Se queste rievocazioni appariranno a molti come leggende ormai lontane, sicuramente tutti ricorderanno, invece, il periodo glorioso vissuto tra il 2004 e il 2011. Sette anni in cui, a celebrare un totale di 14 titoli, non è stato come in precedenza un solo tecnico artefice di un progetto accuratamente programmato, bensì quattro diversi allenatori, ciascuno con i suoi metodi, il suo credo tattico, il suo carattere, ma tutti entrati ugualmente nella storia neroazzurra. Il primo, colui a cui spettano i meriti maggiori, non solo per i suoi trionfi, ma anche per quelli dei suoi successori, è stato Roberto Mancini, fortemente voluto dall’allora Presidente Massimo Moratti, che già lo stimava da giocatore. Fu proprio il mister jesino a riaprire la bacheca societaria dopo un lungo digiuno che durava dal 1998. Mancini, del resto, aveva sempre avuto un feeling particolare con la Coccarda tricolore, avendone già vinte ben 6 sul campo e 2 in panchina nelle sue precedenti esperienze con Sampdoria, Lazio e Fiorentina. Anche a Milano non si smentì: il 15 giugno 2005, davanti a più di ottantamila tifosi in delirio dopo la doppietta di Adriano nella partita di andata all’Olimpico, ci pensò Mihajlović con uno dei suoi imparabili calci piazzati a dare il via alla festa. Mentre Ivan Ramiro Cordoba, per l’occasione Capitano vista l’assenza di J. Zanetti, sollevava il trofeo, nemmeno il più sfegatato ultrà della Curva Nord lo poteva immaginare ma a quella Coppa da tanti sottovalutata, e a volte perfino relegata a “portaombrelli” (come la definiscono gli sconfitti appena eliminati), ne sarebbero seguite tante altre con forme, valori e storie diverse, però, tutte ugualmente importanti e ugualmente emozionanti per chi ha avuto la fortuna di assistere, anche solo attraverso uno schermo televisivo, alle premiazioni di Mourinho, Benitez e Leonardo.

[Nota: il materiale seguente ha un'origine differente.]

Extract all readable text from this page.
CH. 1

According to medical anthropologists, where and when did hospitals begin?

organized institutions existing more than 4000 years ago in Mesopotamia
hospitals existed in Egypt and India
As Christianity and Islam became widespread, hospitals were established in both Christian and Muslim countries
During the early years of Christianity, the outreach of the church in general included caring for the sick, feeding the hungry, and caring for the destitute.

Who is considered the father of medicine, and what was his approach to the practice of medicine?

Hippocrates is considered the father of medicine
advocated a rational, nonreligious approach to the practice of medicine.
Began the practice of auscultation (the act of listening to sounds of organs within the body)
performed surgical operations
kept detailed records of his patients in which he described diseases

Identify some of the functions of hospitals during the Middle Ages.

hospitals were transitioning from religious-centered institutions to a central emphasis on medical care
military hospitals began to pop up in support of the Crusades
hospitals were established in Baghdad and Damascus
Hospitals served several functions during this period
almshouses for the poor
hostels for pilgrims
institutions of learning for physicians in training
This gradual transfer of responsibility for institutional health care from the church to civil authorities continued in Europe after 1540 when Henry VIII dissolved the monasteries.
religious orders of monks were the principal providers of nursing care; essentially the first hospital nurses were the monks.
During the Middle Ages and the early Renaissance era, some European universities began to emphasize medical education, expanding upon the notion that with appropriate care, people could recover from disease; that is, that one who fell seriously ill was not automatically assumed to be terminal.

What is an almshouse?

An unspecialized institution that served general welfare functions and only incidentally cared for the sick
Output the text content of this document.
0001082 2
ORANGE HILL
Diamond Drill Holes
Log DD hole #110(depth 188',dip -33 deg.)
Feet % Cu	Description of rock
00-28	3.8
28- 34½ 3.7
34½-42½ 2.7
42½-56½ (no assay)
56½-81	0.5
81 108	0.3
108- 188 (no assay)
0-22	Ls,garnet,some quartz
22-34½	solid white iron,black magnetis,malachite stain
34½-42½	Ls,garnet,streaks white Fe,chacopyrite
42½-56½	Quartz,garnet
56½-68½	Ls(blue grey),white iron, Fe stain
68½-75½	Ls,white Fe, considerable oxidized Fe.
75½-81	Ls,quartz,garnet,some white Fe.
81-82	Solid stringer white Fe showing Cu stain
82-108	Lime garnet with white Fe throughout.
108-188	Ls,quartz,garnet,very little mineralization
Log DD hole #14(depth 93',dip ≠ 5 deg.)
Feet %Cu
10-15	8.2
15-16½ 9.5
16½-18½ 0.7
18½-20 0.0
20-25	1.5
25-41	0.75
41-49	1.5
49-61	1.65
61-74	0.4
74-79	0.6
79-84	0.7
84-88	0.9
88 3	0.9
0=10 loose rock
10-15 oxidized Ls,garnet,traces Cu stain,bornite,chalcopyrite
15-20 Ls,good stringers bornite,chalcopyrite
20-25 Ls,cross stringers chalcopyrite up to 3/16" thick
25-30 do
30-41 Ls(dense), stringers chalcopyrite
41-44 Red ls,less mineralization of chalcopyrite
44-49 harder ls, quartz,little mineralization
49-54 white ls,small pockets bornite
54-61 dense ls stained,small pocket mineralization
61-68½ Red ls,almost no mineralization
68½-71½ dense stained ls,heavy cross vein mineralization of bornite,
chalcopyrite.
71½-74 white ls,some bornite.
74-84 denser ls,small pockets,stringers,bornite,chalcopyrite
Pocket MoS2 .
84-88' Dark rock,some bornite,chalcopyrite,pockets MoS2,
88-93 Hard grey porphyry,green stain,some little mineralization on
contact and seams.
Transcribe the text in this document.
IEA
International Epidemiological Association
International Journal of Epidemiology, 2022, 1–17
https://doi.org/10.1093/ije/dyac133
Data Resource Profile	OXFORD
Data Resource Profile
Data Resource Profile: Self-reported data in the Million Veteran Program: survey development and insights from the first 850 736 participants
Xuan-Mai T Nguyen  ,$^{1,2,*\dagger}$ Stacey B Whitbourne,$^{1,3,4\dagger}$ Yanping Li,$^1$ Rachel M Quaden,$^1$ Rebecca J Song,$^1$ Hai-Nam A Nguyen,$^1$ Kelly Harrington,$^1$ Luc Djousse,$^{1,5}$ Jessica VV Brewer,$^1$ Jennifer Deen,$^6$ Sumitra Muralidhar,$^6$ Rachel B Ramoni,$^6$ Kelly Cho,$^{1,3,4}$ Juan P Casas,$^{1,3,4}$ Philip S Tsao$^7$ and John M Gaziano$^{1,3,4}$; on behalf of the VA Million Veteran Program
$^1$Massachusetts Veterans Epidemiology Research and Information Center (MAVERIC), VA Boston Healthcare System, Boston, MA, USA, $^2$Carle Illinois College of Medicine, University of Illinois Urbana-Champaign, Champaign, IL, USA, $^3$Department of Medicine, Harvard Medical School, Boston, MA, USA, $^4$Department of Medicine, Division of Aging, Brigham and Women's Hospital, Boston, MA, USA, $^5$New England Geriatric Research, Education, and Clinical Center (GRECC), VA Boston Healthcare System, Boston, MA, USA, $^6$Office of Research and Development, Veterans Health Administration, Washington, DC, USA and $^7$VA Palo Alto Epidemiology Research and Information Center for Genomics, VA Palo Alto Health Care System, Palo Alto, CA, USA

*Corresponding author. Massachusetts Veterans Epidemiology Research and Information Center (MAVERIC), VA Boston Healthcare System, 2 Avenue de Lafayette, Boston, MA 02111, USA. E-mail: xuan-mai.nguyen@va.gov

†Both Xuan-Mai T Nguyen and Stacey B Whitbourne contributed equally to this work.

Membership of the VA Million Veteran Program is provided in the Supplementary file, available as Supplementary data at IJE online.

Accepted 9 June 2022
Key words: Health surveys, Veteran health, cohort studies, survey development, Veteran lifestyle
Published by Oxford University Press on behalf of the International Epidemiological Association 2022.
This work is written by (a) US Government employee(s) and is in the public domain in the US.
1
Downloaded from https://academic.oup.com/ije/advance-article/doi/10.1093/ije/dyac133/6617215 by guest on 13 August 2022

(Il nostro Direttore, Pierluigi Arcidiacono, con la Coppa Italia vinta da Roberto Mancini, nel 2005)
Quell’Inter, scopertasi vincente proprio quando nessuno se l’aspettava e rinforzatasi anno dopo anno grazie ai nuovi fuoriclasse acquistati e alla crescente consapevolezza delle proprie qualità, era una corazzata invincibile; sembrava che il suo fantastico ciclo non dovesse finire mai. Invece, sono trascorsi ormai nove anni da quella serata romana in cui la doppietta di Eto’o e il sigillo finale di Milito infransero il sogno del valoroso Palermo, giunto meritatamente in Finale. Troppi, decisamente troppi, per una grande storica del Calcio italiano, nonché tra le squadre più conosciute al mondo!
È il momento di tornare a gioire, a esultare con le braccia al cielo, a ornare le maglie neroazzurre con distintivi che incuteranno timore a chi ci guarderà sul petto. Tra noi e un nuovo inizio ci sono solo due partite, poi, si sa, l’appetito vien mangiando e dalle parti di Appiano Gentile sappiamo bene quali faraoniche abbuffate ci attendono dopo l’“antipasto” della Coppa Italia.